Vijg and colleagues analysed data from the Human Mortality Database, which compiles mortality and population data from more than 40 countries (China is not part of this). Since 1900, those countries have shown a continuing increase in average life expectancy. But gains in longevity peaked at about 100 years and then declined rapidly, regardless of the year people were born.

Looking at data from the International Database on Longevity, the researchers focused on people verified as living to age 110 or older between 1968 and 2006 in the US, France, Japan and the UK – the four countries with the largest number of long-lived individuals. Age at death for these supercentenarians increased rapidly between the 1970s and early 1990s, but reached a plateau about 1995.

The researchers put the average maximum human lifespan at 115 years, and 125 years as the absolute limit of human lifespan. In a given year, they say, fewer than one in 10,000 people anywhere in the world will live to 125 years.

Says Vijg: “While it’s conceivable that therapeutic breakthroughs might extend human longevity beyond the limits we’ve calculated, such advances would need to overwhelm the many genetic variants that appear to collectively determine the human lifespan.”

People with a certain genetic defect appear wired to prefer the highest-fat version of foods such as chicken korma.

Gene defect points to food choices

Prefer potato chips over ice cream? It may have to do with biology: a new University of Cambridge study shows a direct link between preference for high-fat foods and specific genetic variants in humans.

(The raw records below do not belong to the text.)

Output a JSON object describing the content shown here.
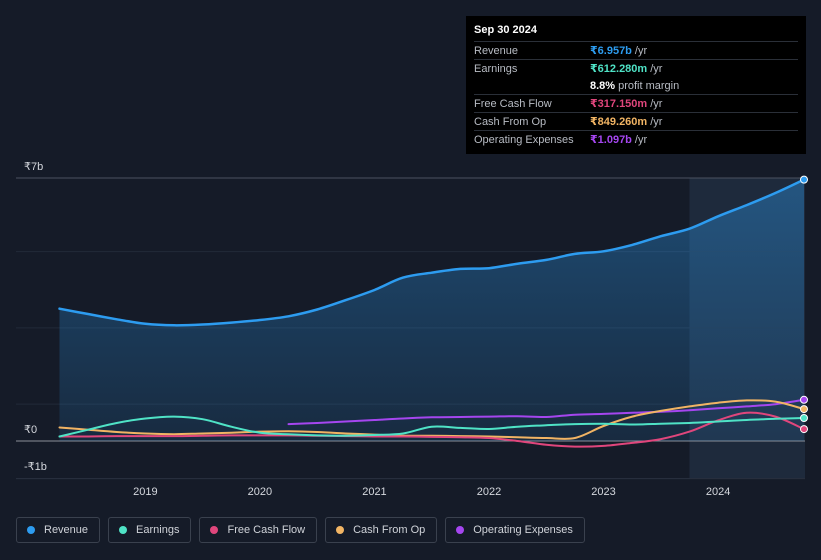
{
  "tooltip": {
    "date": "Sep 30 2024",
    "rows": [
      {
        "label": "Revenue",
        "value": "₹6.957b",
        "unit": "/yr",
        "color": "#2d9cf0"
      },
      {
        "label": "Earnings",
        "value": "₹612.280m",
        "unit": "/yr",
        "color": "#4fe3c6"
      },
      {
        "label": "",
        "value": "8.8%",
        "unit": "profit margin",
        "color": "#ffffff"
      },
      {
        "label": "Free Cash Flow",
        "value": "₹317.150m",
        "unit": "/yr",
        "color": "#e0467c"
      },
      {
        "label": "Cash From Op",
        "value": "₹849.260m",
        "unit": "/yr",
        "color": "#f1b464"
      },
      {
        "label": "Operating Expenses",
        "value": "₹1.097b",
        "unit": "/yr",
        "color": "#a546f0"
      }
    ]
  },
  "legend": [
    {
      "label": "Revenue",
      "color": "#2d9cf0"
    },
    {
      "label": "Earnings",
      "color": "#4fe3c6"
    },
    {
      "label": "Free Cash Flow",
      "color": "#e0467c"
    },
    {
      "label": "Cash From Op",
      "color": "#f1b464"
    },
    {
      "label": "Operating Expenses",
      "color": "#a546f0"
    }
  ],
  "chart_data": {
    "type": "line",
    "title": "",
    "xlabel": "",
    "ylabel": "",
    "y_axis_labels": {
      "top": "₹7b",
      "zero": "₹0",
      "bottom": "-₹1b"
    },
    "ylim": [
      -1.0,
      7.0
    ],
    "xlim": [
      2018.15,
      2024.75
    ],
    "x_ticks": [
      2019,
      2020,
      2021,
      2022,
      2023,
      2024
    ],
    "x_tick_labels": [
      "2019",
      "2020",
      "2021",
      "2022",
      "2023",
      "2024"
    ],
    "highlight_start": 2023.75,
    "series": [
      {
        "name": "Revenue",
        "color": "#2d9cf0",
        "area": true,
        "x": [
          2018.25,
          2018.5,
          2018.75,
          2019.0,
          2019.25,
          2019.5,
          2019.75,
          2020.0,
          2020.25,
          2020.5,
          2020.75,
          2021.0,
          2021.25,
          2021.5,
          2021.75,
          2022.0,
          2022.25,
          2022.5,
          2022.75,
          2023.0,
          2023.25,
          2023.5,
          2023.75,
          2024.0,
          2024.25,
          2024.5,
          2024.75
        ],
        "values": [
          3.52,
          3.38,
          3.24,
          3.12,
          3.08,
          3.1,
          3.15,
          3.22,
          3.32,
          3.5,
          3.75,
          4.02,
          4.35,
          4.48,
          4.58,
          4.6,
          4.72,
          4.82,
          4.98,
          5.05,
          5.22,
          5.45,
          5.65,
          5.98,
          6.28,
          6.6,
          6.957
        ]
      },
      {
        "name": "Earnings",
        "color": "#4fe3c6",
        "area": false,
        "x": [
          2018.25,
          2018.5,
          2018.75,
          2019.0,
          2019.25,
          2019.5,
          2019.75,
          2020.0,
          2020.25,
          2020.5,
          2020.75,
          2021.0,
          2021.25,
          2021.5,
          2021.75,
          2022.0,
          2022.25,
          2022.5,
          2022.75,
          2023.0,
          2023.25,
          2023.5,
          2023.75,
          2024.0,
          2024.25,
          2024.5,
          2024.75
        ],
        "values": [
          0.12,
          0.3,
          0.48,
          0.6,
          0.65,
          0.58,
          0.38,
          0.22,
          0.18,
          0.15,
          0.14,
          0.16,
          0.2,
          0.38,
          0.35,
          0.32,
          0.38,
          0.42,
          0.45,
          0.46,
          0.44,
          0.46,
          0.48,
          0.52,
          0.56,
          0.59,
          0.612
        ]
      },
      {
        "name": "Free Cash Flow",
        "color": "#e0467c",
        "area": false,
        "x": [
          2018.25,
          2018.5,
          2018.75,
          2019.0,
          2019.25,
          2019.5,
          2019.75,
          2020.0,
          2020.25,
          2020.5,
          2020.75,
          2021.0,
          2021.25,
          2021.5,
          2021.75,
          2022.0,
          2022.25,
          2022.5,
          2022.75,
          2023.0,
          2023.25,
          2023.5,
          2023.75,
          2024.0,
          2024.25,
          2024.5,
          2024.75
        ],
        "values": [
          0.12,
          0.12,
          0.13,
          0.13,
          0.13,
          0.14,
          0.15,
          0.15,
          0.15,
          0.14,
          0.13,
          0.12,
          0.12,
          0.11,
          0.1,
          0.08,
          0.0,
          -0.1,
          -0.15,
          -0.13,
          -0.05,
          0.05,
          0.25,
          0.55,
          0.75,
          0.65,
          0.317
        ]
      },
      {
        "name": "Cash From Op",
        "color": "#f1b464",
        "area": false,
        "x": [
          2018.25,
          2018.5,
          2018.75,
          2019.0,
          2019.25,
          2019.5,
          2019.75,
          2020.0,
          2020.25,
          2020.5,
          2020.75,
          2021.0,
          2021.25,
          2021.5,
          2021.75,
          2022.0,
          2022.25,
          2022.5,
          2022.75,
          2023.0,
          2023.25,
          2023.5,
          2023.75,
          2024.0,
          2024.25,
          2024.5,
          2024.75
        ],
        "values": [
          0.36,
          0.3,
          0.24,
          0.2,
          0.18,
          0.2,
          0.22,
          0.25,
          0.26,
          0.24,
          0.2,
          0.17,
          0.14,
          0.14,
          0.13,
          0.12,
          0.1,
          0.08,
          0.08,
          0.4,
          0.65,
          0.8,
          0.92,
          1.02,
          1.08,
          1.05,
          0.849
        ]
      },
      {
        "name": "Operating Expenses",
        "color": "#a546f0",
        "area": false,
        "x": [
          2020.25,
          2020.5,
          2020.75,
          2021.0,
          2021.25,
          2021.5,
          2021.75,
          2022.0,
          2022.25,
          2022.5,
          2022.75,
          2023.0,
          2023.25,
          2023.5,
          2023.75,
          2024.0,
          2024.25,
          2024.5,
          2024.75
        ],
        "values": [
          0.45,
          0.48,
          0.52,
          0.56,
          0.6,
          0.63,
          0.64,
          0.65,
          0.66,
          0.64,
          0.7,
          0.72,
          0.75,
          0.78,
          0.82,
          0.87,
          0.92,
          0.98,
          1.097
        ]
      }
    ]
  }
}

In the new study in Nature Communications, researchers gave participants an all-you-can-eat buffet of chicken korma with three options manipulated to look and taste the same, but in which the fat content provided 20, 40 or 60 per cent of the calories. They tested lean people, obese people, and people who were obese because they have a defect in a gene called MC4R, which leads to eating a lot more fat but, unusually, a lot less sugar. It’s estimated about one in 100 obese people have a defect in this gene.

People were allowed to eat freely from the three kormas. Although there was no overall difference in the amount of food eaten between the groups, individuals with defective MC4R ate almost double the amount of highest fat korma than lean individuals ate and 65 per cent more than obese individuals.

Next, people were given Eton mess, a dessert of strawberries, whipped cream and broken meringue. Again, there were three options from which participants could freely choose, with sugar content providing eight, 26 or 54 per cent of calorific content, but with the fat content fixed. Individuals with defective MC4R liked the highest-sugar dessert less than their lean and obese counterparts and ate less of all three desserts compared to the other two groups.

Fitness bands don’t motivate users to achieve a sustained increase in activity, a study suggests

Activity trackers unlikely to encourage physical activity

Activity trackers made by Fitbit, Jawbone, Garmin and others are unlikely to help people become
more active, according to a new
study from the Duke-NUS Medical School in Singapore. Published in
The Lancet Diabetes & Endocrinology, the study recruited 800 working adults and randomly assigned them to a control group, a tracker only group, or tracker plus one of two types of rewards schemes for meeting weekly step goals. One reward group accrued rewards in cash and the other had the rewards go to a charity of the individual’s choosing.

Findings showed that, regardless of the physical activity levels of participants before the study began, activity trackers alone or when combined with rewards designated for charity did not increase activity levels. In fact, nearly half of participants were no longer wearing their trackers by the end of the six- month assessment period.

In contrast, both active and inactive individuals offered cash rewards significantly increased activity levels from their baseline over the six months, and nearly
90 per cent continued to wear the trackers.

However, at the end of 12 months – six months after the incentives were removed – this group showed poorer step outcomes than the tracker-only group, suggesting that removing the incentives may have demotivated these individuals.

Despite the step differences, activity trackers, with or without incentives, did not lead to
noticeable improvements in health outcomes.